Originally Posted by
Gannon
Mbshan,
You didn't say what TYPE of Sony television you have, but since you describe the optic block I know it is a rear projection L-COS [[or Sony's term SXRD to JVC's D-ILA).
These have other periodic maintenance issues which you probably weren't told when you purchased the set...they require a bulb and a filter in the air cooling path roughly every two years. Some bulbs are rated for longer, and most don't just fail...they get progressively dimmer and off-colored.
Most dealers didn't talk about this, because it would've cost them sales...or their salesforce wasn't even informed they were necessary to the design of the sets.
If the air filter gets clogged, the bulbs super-heat...and actually toast the imager, or in this case the optic block.
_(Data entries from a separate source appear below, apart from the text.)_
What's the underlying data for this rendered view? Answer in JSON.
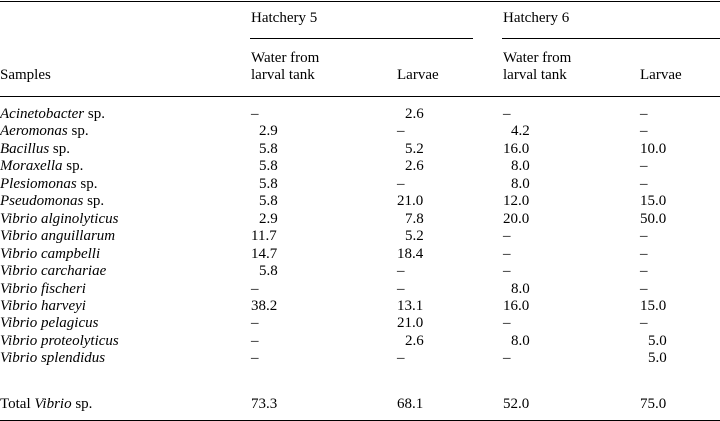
{
  "table": {
    "groups": [
      "Hatchery 5",
      "Hatchery 6"
    ],
    "row_header": "Samples",
    "subheaders": {
      "h5_water_line1": "Water from",
      "h5_water_line2": "larval tank",
      "h5_larvae": "Larvae",
      "h6_water_line1": "Water from",
      "h6_water_line2": "larval tank",
      "h6_larvae": "Larvae"
    },
    "rows": [
      {
        "genus": "Acinetobacter",
        "suffix": " sp.",
        "v": [
          "–",
          "2.6",
          "–",
          "–"
        ]
      },
      {
        "genus": "Aeromonas",
        "suffix": " sp.",
        "v": [
          "2.9",
          "–",
          "4.2",
          "–"
        ]
      },
      {
        "genus": "Bacillus",
        "suffix": " sp.",
        "v": [
          "5.8",
          "5.2",
          "16.0",
          "10.0"
        ]
      },
      {
        "genus": "Moraxella",
        "suffix": " sp.",
        "v": [
          "5.8",
          "2.6",
          "8.0",
          "–"
        ]
      },
      {
        "genus": "Plesiomonas",
        "suffix": " sp.",
        "v": [
          "5.8",
          "–",
          "8.0",
          "–"
        ]
      },
      {
        "genus": "Pseudomonas",
        "suffix": " sp.",
        "v": [
          "5.8",
          "21.0",
          "12.0",
          "15.0"
        ]
      },
      {
        "genus": "Vibrio alginolyticus",
        "suffix": "",
        "v": [
          "2.9",
          "7.8",
          "20.0",
          "50.0"
        ]
      },
      {
        "genus": "Vibrio anguillarum",
        "suffix": "",
        "v": [
          "11.7",
          "5.2",
          "–",
          "–"
        ]
      },
      {
        "genus": "Vibrio campbelli",
        "suffix": "",
        "v": [
          "14.7",
          "18.4",
          "–",
          "–"
        ]
      },
      {
        "genus": "Vibrio carchariae",
        "suffix": "",
        "v": [
          "5.8",
          "–",
          "–",
          "–"
        ]
      },
      {
        "genus": "Vibrio fischeri",
        "suffix": "",
        "v": [
          "–",
          "–",
          "8.0",
          "–"
        ]
      },
      {
        "genus": "Vibrio harveyi",
        "suffix": "",
        "v": [
          "38.2",
          "13.1",
          "16.0",
          "15.0"
        ]
      },
      {
        "genus": "Vibrio pelagicus",
        "suffix": "",
        "v": [
          "–",
          "21.0",
          "–",
          "–"
        ]
      },
      {
        "genus": "Vibrio proteolyticus",
        "suffix": "",
        "v": [
          "–",
          "2.6",
          "8.0",
          "5.0"
        ]
      },
      {
        "genus": "Vibrio splendidus",
        "suffix": "",
        "v": [
          "–",
          "–",
          "–",
          "5.0"
        ]
      }
    ],
    "total": {
      "prefix": "Total ",
      "genus": "Vibrio",
      "suffix": " sp.",
      "v": [
        "73.3",
        "68.1",
        "52.0",
        "75.0"
      ]
    }
  }
}
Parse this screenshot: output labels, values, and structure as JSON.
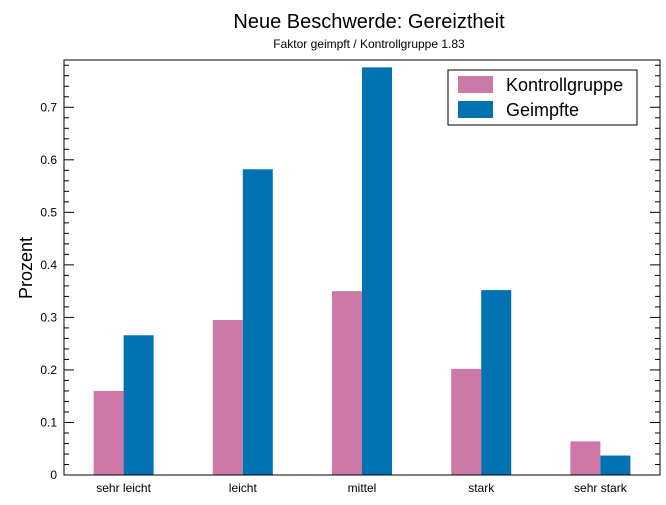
{
  "chart_data": {
    "type": "bar",
    "title": "Neue Beschwerde: Gereiztheit",
    "subtitle": "Faktor geimpft / Kontrollgruppe 1.83",
    "xlabel": "",
    "ylabel": "Prozent",
    "ylim": [
      0,
      0.79
    ],
    "yticks": [
      0,
      0.1,
      0.2,
      0.3,
      0.4,
      0.5,
      0.6,
      0.7
    ],
    "ytick_labels": [
      "0",
      "0.1",
      "0.2",
      "0.3",
      "0.4",
      "0.5",
      "0.6",
      "0.7"
    ],
    "categories": [
      "sehr leicht",
      "leicht",
      "mittel",
      "stark",
      "sehr stark"
    ],
    "series": [
      {
        "name": "Kontrollgruppe",
        "color": "#cc79a7",
        "values": [
          0.16,
          0.295,
          0.35,
          0.202,
          0.064
        ]
      },
      {
        "name": "Geimpfte",
        "color": "#0072b2",
        "values": [
          0.266,
          0.582,
          0.776,
          0.352,
          0.037
        ]
      }
    ],
    "legend_position": "top-right",
    "grid": false
  }
}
I'm not sure why, but with Sonys it shows up most often in the blue...Sala Thai's Sony Front Projector had a similar problem...all bars and restaurants that had heavy cigarette smoke do, too. This will be one positive outcome of the no-smoking laws, but I digress.
All fixed-pixel video displays have trouble in some ways as they approach black...but since most televisions are not adjusted properly for residential use out-of-the-box, the blacks are usually only dark gray, enough to mask the issues sometimes.
Any set that uses bulbs for their source illumination will cost anywhere from $200 to $500 every other year, to keep them in peak performance and color accuracy. Plasmas and LCD flatscreens don't suffer this, and LCDs benefit from a MUCH lower cost of operation.
Leaders in that format include Sharp, Sony, and Samsung. I'm most fond of Sharp. Panasonic still markets plasmas in the 50" range, and makes the absolute best ones, they won that market when it collapsed...a combination of increasingly-quality LCDs and the world-wide real estate market collapse [[because each successive-generation of screens seemed to require a new factory, oddly enough). Even Pioneer stopped making them, and resells a rebadged Panasonic, as far as I know.
Cheers, I'm still watching CRTs...the old-school television technology...because it is the best on the way to absolute black, and is easier on the eyes for longterm viewing. Shame you can't get them any longer...except on the used market, unless you are in the government.